In the second batch I started adding separating lines and simply refining the silhouettes further.
3. Inverting silhouettes, adding interesting detailing
4. Choosing my favorites, combining and refining it further
5. Line art, tones, color tests
So I knew I wanted to pose her mostly facing directly at the viewer so I could easily make a back view as well. I wanted the design to have interesting on the back of her jacket as well.
Initially I wanted to include the coattail type element, but ended up leaving it out as it had no logical place to be. I also added introductory tones to get an idea for the contrast between the different elements in her armor.

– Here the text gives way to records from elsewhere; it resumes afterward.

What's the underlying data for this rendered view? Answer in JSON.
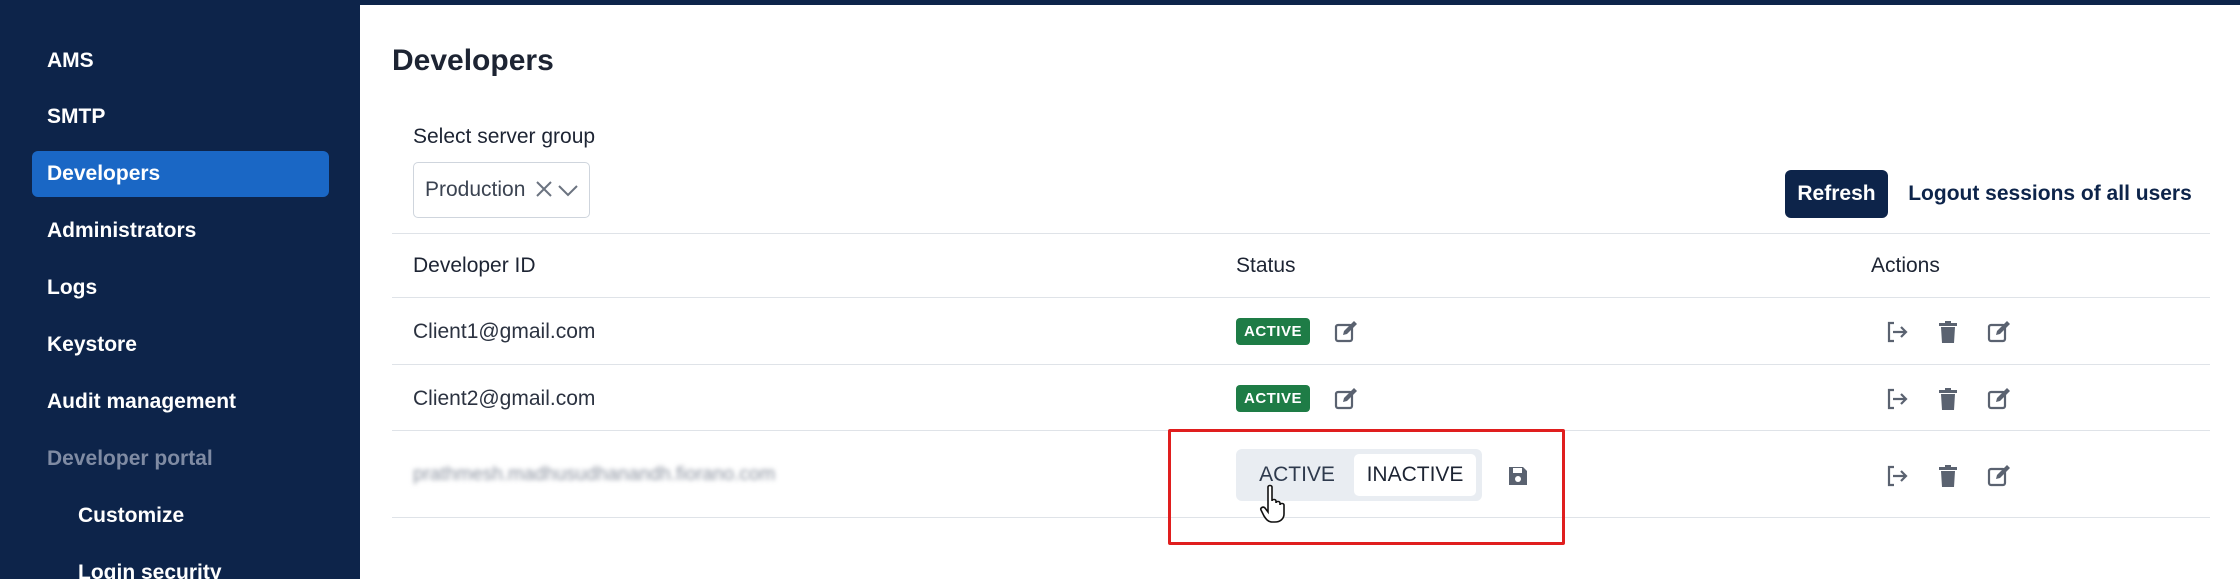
{
  "sidebar": {
    "items": [
      {
        "label": "AMS"
      },
      {
        "label": "SMTP"
      },
      {
        "label": "Developers"
      },
      {
        "label": "Administrators"
      },
      {
        "label": "Logs"
      },
      {
        "label": "Keystore"
      },
      {
        "label": "Audit management"
      },
      {
        "label": "Developer portal"
      },
      {
        "label": "Customize"
      },
      {
        "label": "Login security"
      }
    ]
  },
  "page": {
    "title": "Developers",
    "server_group_label": "Select server group",
    "server_group_value": "Production"
  },
  "toolbar": {
    "refresh_label": "Refresh",
    "logout_all_label": "Logout sessions of all users"
  },
  "table": {
    "headers": {
      "developer_id": "Developer ID",
      "status": "Status",
      "actions": "Actions"
    },
    "rows": [
      {
        "developer_id": "Client1@gmail.com",
        "status": "ACTIVE"
      },
      {
        "developer_id": "Client2@gmail.com",
        "status": "ACTIVE"
      },
      {
        "developer_id": "prathmesh.madhusudhanandh.fiorano.com"
      }
    ]
  },
  "status_editor": {
    "options": [
      "ACTIVE",
      "INACTIVE"
    ],
    "selected": "INACTIVE"
  },
  "colors": {
    "sidebar_bg": "#0d244a",
    "active_nav": "#1a67c5",
    "badge_green": "#1e7c46",
    "highlight_red": "#e01e1e"
  },
  "icons": {
    "row_actions": [
      "logout-icon",
      "trash-icon",
      "edit-icon"
    ],
    "status_edit": "edit-icon",
    "save": "save-icon"
  }
}
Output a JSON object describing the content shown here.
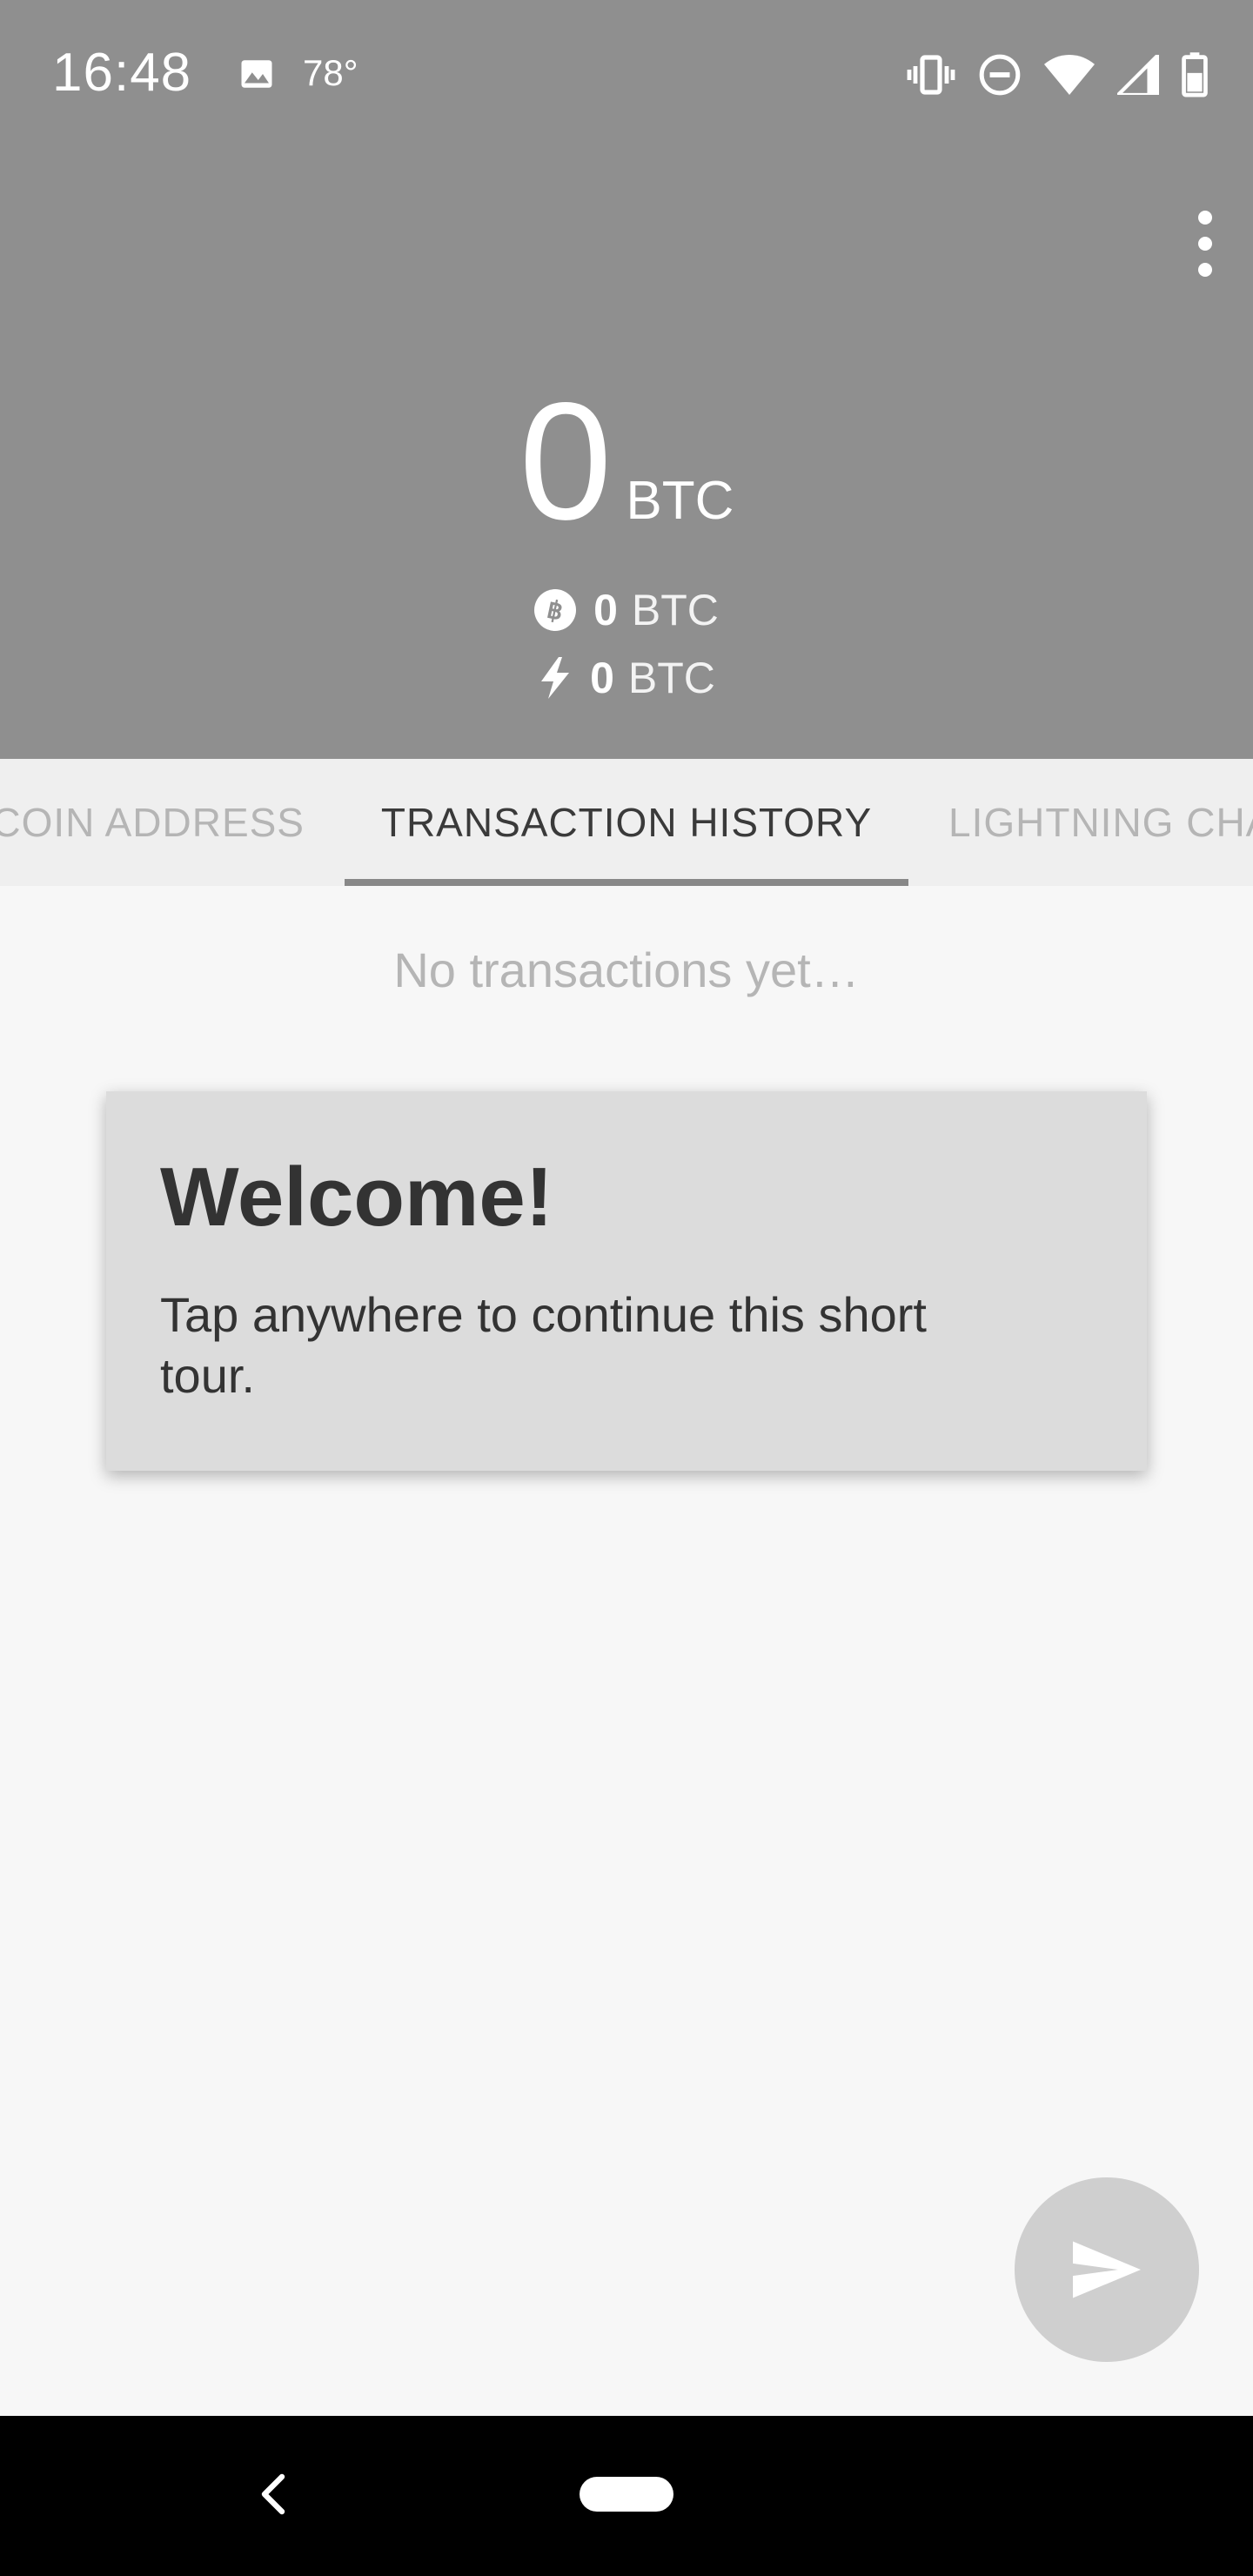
{
  "status_bar": {
    "time": "16:48",
    "temperature": "78°",
    "icons": [
      "image-icon",
      "vibrate-icon",
      "do-not-disturb-icon",
      "wifi-icon",
      "cell-signal-icon",
      "battery-icon"
    ]
  },
  "header": {
    "menu_icon": "more-vert-icon",
    "balance": {
      "amount": "0",
      "unit": "BTC"
    },
    "onchain": {
      "icon": "bitcoin-icon",
      "amount": "0",
      "unit": "BTC"
    },
    "lightning": {
      "icon": "lightning-icon",
      "amount": "0",
      "unit": "BTC"
    }
  },
  "tabs": {
    "items": [
      {
        "label": "BITCOIN ADDRESS",
        "visible_text": "TCOIN ADDRESS"
      },
      {
        "label": "TRANSACTION HISTORY",
        "visible_text": "TRANSACTION HISTORY"
      },
      {
        "label": "LIGHTNING CHANNELS",
        "visible_text": "LIGHTNING CHA"
      }
    ],
    "selected": "TRANSACTION HISTORY"
  },
  "content": {
    "empty_message": "No transactions yet…"
  },
  "tour_card": {
    "title": "Welcome!",
    "body": "Tap anywhere to continue this short tour."
  },
  "fab": {
    "icon": "send-icon"
  },
  "nav_bar": {
    "back_icon": "back-icon",
    "home_icon": "home-pill-icon"
  },
  "colors": {
    "header_bg": "#8f8f8f",
    "tabs_bg": "#efefef",
    "content_bg": "#f7f7f7",
    "card_bg": "#dcdcdc",
    "fab_bg": "#cfcfcf",
    "nav_bg": "#000000"
  }
}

I knew I wanted Nayanna to have black hair and blue eyes, so I definitely wanted the jacket to accentuate that.
The blue one called out to me the most, but I knew I had to tone down the silver – otherwise she would totally look like Roy Mustang from Fullmetal Alchemist!
After the rough colors were done, it was time for me to start properly painting!
I began my process in Corel Painter and had a real blast learning how to deal with metal. Later on I swapped to Photoshop for more detailed work, as I had difficulties getting the kind of look I wanted for the leather. I popped back and forth a few times depending what kind of effect I was going for. Organic blending with its own mind happened in Painter, pixel-nudgery in Photoshop. I took my time, looking up reference for the different materials, and simply having fun in the process! While painting I also worked to correct some errors I discovered – like the hands being too small, and the design of the leg plates – and kept going at it until I was satisfied.
This piece has been worth every hour I poured into it. I am so happy with it, and find myself coming back to stare at it regularly. Especially now that it is the main piece of my portfolio, I am really happy with how I am advancing and learning things as an artist.